Show that the alternating group $A_n$ is generated by $\langle(1 2 \dots n) , (123)\rangle$
(Let $n$ be an odd number.)
I already know that all $3$-cycle generate $A_n$ but how can I show this other problem?
First, $(1 2 3 \dots n) (321) = (1 4 5 \dots n)$ Then, we can make $(1 2 \dots n-3 \; \; n-2) $ by conjugation of n-cycle ,4 to 1 , 5 to 2 , 6 to 3 , 7 to 3 ...etc.
so, $(1 2 \dots n-3 \; \; n-2)(321)=(1 4 5 \dots n-2)$
so , we can make $(12345)$ by deleting two element again and again.
How can I proceed?
Note that we must assume the $n$ is odd.
Let $H=\langle(1\,2\,3\,\ldots\,n),(1\,2\,3)\rangle$. If $n=3$, then already $H=A_3$. Hence we may assume $n\ge5$. In that situation, you showed that also $(1\,2\,3\,\ldots\,n-2)\in H$. Hence we may assume by induction that $\langle (1\,2\,3\,\ldots\,n-2),(1\,2\,3)\rangle =A_{n-2}\subseteq H$.
Now consider $g\in A_n$, where $n>3$. Then there exist $h\in H$ such that $hg$ maps $n\mapsto n$, for example $h=(1\,2\,\ldots\,n)^{n-g(n)}$ has this property.

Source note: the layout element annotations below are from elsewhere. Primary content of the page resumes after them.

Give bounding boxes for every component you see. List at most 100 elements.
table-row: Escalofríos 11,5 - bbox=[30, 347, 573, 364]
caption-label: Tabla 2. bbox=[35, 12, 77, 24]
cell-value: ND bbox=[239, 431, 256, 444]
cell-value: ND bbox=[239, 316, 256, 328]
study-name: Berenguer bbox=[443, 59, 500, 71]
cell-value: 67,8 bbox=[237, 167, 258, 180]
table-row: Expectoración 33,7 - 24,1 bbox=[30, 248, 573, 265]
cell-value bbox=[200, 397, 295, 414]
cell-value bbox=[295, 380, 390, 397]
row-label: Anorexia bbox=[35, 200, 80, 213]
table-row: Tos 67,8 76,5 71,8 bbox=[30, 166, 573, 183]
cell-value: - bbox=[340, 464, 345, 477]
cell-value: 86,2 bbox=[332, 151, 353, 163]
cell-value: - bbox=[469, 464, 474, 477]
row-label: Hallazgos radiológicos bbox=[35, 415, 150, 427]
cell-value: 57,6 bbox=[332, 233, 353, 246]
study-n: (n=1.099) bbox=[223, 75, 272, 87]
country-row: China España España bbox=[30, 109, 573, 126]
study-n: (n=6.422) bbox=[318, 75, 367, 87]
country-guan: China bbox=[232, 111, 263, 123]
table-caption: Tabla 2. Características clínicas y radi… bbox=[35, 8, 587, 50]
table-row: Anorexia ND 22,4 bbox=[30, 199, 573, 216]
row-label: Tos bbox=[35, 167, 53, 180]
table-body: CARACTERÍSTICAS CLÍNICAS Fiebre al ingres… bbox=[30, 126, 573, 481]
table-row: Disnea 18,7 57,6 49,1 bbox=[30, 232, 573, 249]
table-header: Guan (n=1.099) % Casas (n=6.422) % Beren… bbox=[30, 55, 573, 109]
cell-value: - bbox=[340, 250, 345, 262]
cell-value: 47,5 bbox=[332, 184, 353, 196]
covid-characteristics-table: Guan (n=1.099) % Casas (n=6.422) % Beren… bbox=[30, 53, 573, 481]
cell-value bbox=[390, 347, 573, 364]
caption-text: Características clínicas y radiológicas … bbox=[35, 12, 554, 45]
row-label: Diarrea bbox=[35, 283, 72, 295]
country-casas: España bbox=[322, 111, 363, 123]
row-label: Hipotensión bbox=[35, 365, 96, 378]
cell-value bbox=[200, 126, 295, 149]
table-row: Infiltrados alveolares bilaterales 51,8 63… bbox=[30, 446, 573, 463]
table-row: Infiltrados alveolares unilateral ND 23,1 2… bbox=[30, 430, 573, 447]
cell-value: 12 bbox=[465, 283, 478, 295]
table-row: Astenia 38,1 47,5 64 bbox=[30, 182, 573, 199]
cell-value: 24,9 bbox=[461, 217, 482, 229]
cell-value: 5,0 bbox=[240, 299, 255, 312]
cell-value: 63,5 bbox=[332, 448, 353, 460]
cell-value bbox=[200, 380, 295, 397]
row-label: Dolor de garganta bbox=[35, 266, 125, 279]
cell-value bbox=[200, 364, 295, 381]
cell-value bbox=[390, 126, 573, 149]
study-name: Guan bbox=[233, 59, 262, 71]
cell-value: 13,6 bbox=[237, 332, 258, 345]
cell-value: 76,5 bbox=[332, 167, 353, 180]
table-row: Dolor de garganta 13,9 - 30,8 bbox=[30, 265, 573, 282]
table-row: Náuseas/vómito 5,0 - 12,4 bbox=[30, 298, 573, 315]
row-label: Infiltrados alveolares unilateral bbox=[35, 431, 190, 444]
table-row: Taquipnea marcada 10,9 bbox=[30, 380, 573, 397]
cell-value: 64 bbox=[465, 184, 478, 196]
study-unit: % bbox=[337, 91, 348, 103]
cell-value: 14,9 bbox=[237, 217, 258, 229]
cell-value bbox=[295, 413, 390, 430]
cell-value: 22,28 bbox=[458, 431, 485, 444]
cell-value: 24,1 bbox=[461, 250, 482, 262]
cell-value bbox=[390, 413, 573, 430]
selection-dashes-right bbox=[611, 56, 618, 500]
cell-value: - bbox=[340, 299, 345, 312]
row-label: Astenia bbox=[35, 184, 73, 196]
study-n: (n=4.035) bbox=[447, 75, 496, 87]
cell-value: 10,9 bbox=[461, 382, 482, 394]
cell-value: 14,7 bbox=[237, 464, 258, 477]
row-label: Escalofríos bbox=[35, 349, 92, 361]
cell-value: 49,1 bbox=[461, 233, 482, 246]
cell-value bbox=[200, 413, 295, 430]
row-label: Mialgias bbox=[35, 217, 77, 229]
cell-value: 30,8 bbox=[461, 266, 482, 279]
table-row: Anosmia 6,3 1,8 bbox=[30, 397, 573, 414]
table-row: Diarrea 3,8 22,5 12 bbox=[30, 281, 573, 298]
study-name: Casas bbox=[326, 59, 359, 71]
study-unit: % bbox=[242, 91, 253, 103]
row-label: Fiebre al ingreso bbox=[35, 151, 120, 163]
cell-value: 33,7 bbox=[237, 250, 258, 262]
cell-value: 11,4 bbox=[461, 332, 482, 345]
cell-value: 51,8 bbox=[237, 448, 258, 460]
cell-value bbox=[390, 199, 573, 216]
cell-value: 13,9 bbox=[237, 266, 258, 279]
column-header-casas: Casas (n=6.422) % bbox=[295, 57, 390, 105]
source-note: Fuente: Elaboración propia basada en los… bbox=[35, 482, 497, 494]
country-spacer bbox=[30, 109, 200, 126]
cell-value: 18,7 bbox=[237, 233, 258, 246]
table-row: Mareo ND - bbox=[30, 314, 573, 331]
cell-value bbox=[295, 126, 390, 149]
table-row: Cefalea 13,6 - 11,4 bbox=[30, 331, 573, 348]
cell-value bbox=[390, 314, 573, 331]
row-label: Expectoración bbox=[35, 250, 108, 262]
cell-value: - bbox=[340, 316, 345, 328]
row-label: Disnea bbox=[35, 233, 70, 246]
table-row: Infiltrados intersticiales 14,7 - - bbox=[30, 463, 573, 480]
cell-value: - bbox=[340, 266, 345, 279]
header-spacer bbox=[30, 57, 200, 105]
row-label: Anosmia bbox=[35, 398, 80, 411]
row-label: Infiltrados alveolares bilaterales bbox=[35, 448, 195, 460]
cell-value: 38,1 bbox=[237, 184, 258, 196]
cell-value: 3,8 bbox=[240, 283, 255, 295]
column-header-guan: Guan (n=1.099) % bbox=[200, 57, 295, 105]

Among all $h\in H$ with $hg(n)=n$, pick one that maximizes $hg(n-1)$. Assume $hg(n-1)<n-1$. Certainly $hg(n-1)\ge 2$ as otherwise $(1\,2\,3)h$ contradicts maximality of $h$. Consider $$h'=(1\,2\,\ldots\,n)^r(1\,2\,3)(1\,2\,\ldots\,n)^{-r}h=(r+1\,r+2\,r+3)h,$$ where $r=hg(n-1)-2$. Then $$h'g(n) =(r+1\,r+2\,r+3)hg(n)=(r+1\,r+2\,r+3)n=n$$ because $r+3<n$, and $$h'g(n-1)=(r+1\,r+2\,r+3)(r+2)=r+3=hg(n-1)+1,$$ contradicting maximality of $h$. We conclude that $hg(n)=n$ and $hg(n-1)=n-1$, so $hg\in A_{n-2}$ and finally, $g\in h^{-1}A_{n-2}\subseteq H$.